La commedia del week end è Sarà il mio tipo?, di Lucas Belvaux, regista belga che ha il giusto distacco per poter maneggiare con leggerezza stereotipi cari al recente cinema francese: così come il cinema italiano sforna in continuazione intrecci sulla crisi, quello francese si sposta sempre volentieri in provincia (ultimo della serie assai emblematico Gemma Bovery) mettendo a confronto lo snobismo parigino e la genuinità di brettoni e normanni, les gars du nord et du pas de Calais come dice una canzone popolare citata nel film. Clement (Loïc Corberys, attore e regista teatrale, scoperto da Agnès Varda, dall’aria un po’ allucinata alla Anthony Perkins), insegna filosofia a Parigi e per un anno dovrà andare a insegnare in provincia, ad Arras (che di Pas-de-Calais è il capoluogo).

Il giovane professore, costernato, sente che il mondo gli crolla addosso, lui fuori da Parigi si sente morire.
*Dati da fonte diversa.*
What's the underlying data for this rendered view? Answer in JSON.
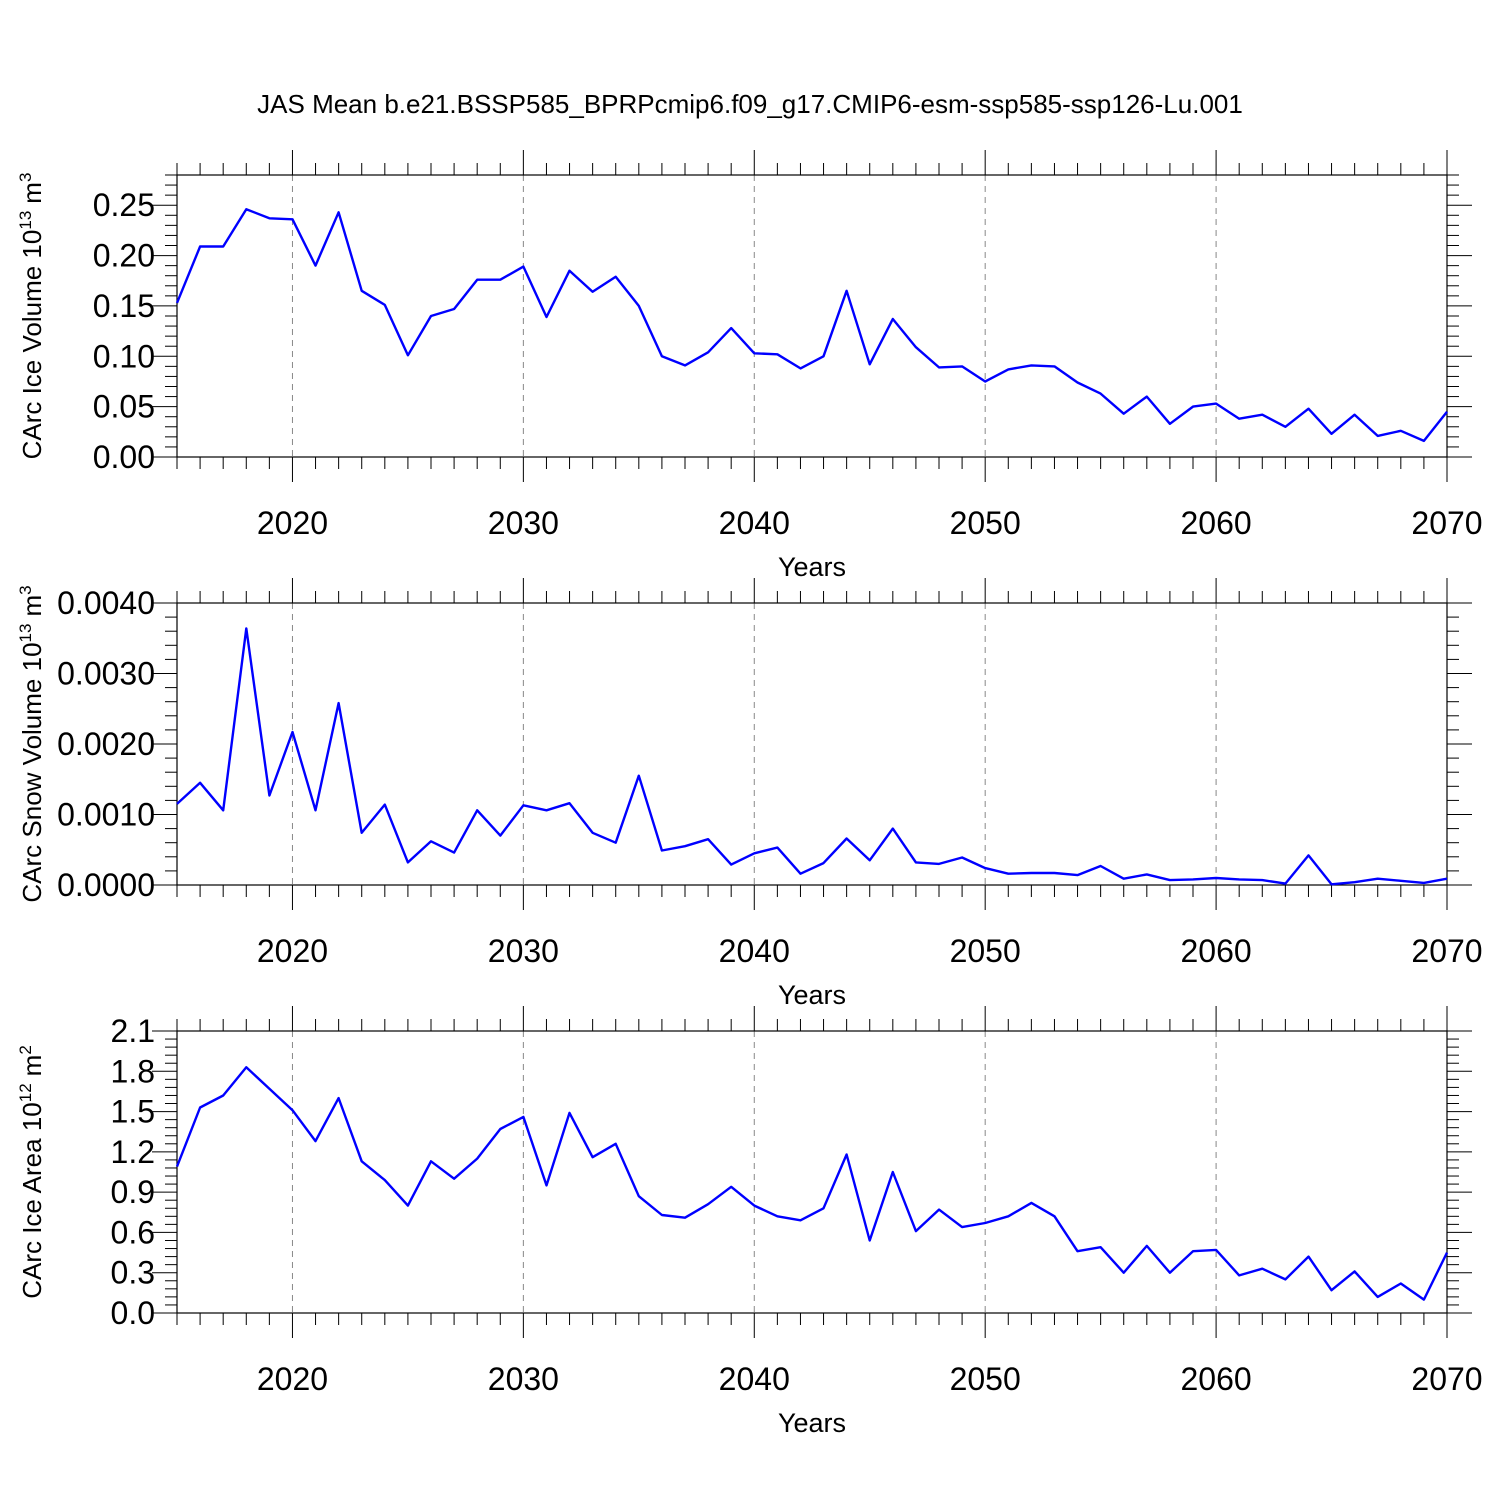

Ma dovrebbe immaginare che vi abita gente piuttosto battagliera, discendente dai Galli belgici, gli ultimi ad arrendersi ai romani. Invece, mentre si crogliola nella sua malinconia, incontra una bomba di allegria, Jennifer (l’attrice belga Emilie Duquenne, la Rosetta dei Dardenne) una parrucchiera che gli aggiusta i capelli e potrebbe anche rinnovargli il cervello. Nella tradizione delle bionde svampite esibisce un sorriso perenne, è la gioia del piccolo figlio che alleva da sola, canta in abito di lamé al karaoke locale insieme alle altre sciampiste.

Mentre si crea un’atmosfera alla Jacques Démy, una perfetta costruzione di colori e canzoni che formano girandole di sentimenti, Clement è circondato dall’ombra. Lui che viene da una famiglia dove si fanno battute su Poulenc e Massenet è attratto dalla bionda parrucchiera perché non ha niente da fare e inizia una storia che è piuttosto un combattimento: si confrontano un universo fatto di concetti e un mondo di sogni e sentimenti. L’intellettuale parigino usa come arma di seduzione i libri, attacca con un ponderoso Dostojevskij e lei glielo restituisce letto e commentato, aleggiano le parole di Zola e non mancano i Petits poèmes en prose di Baudelaire, ma quando arriva a citare Madame Verdurin (…con quella specie di buon senso che quella gente del popolo conosce…) lei ha già capito che un baratro li separa.

Eppure lui, entusiasta, ha trovato «kantiane» le sue considerazioni sulla bellezza, ma si limita a dedicarle un libro con un asettico «Amicalement», con amicizia. I dialoghi dei film di Rohmer sono certo più sanguigni, più appassionati alla fraseologia, ma non manca un’allusione a quel gusto tutto francese al cinema della «parole».

E al buon senso così stigmatizzato, ai sentimenti così fuori moda. È una riflessione anche rivolta al pubblico: gli interessa di più la storia che racconta o quello che racconta la storia? Nella schiera delle bionde cinematografiche, dalla Monroe (di cui in filigrana si percepisce come un brivido la presenza di Arthur Miller), alla Doris Day che avrebbe manovrato con sapienza fino al matrimonio il più navigato playboy, alla candida Goldie Hawn che se la doveva vedere con l’imprendibile Walter Matthau (e già Cameron Diaz appartiene a un mondo più sofisticato), questa strepitosa Emilie Duquenne-Jennifer così poco esperta di sintesi a priori ma che gli uomini sembra conoscerli bene, commette il fatale errore di innamorarsi e di confessarlo. Del resto lei è una sognatrice, è della Bilancia (cosa mai può passare nella testa di Clement a una frase del genere?) Certo lui non sa essere felice, è un Gemelli.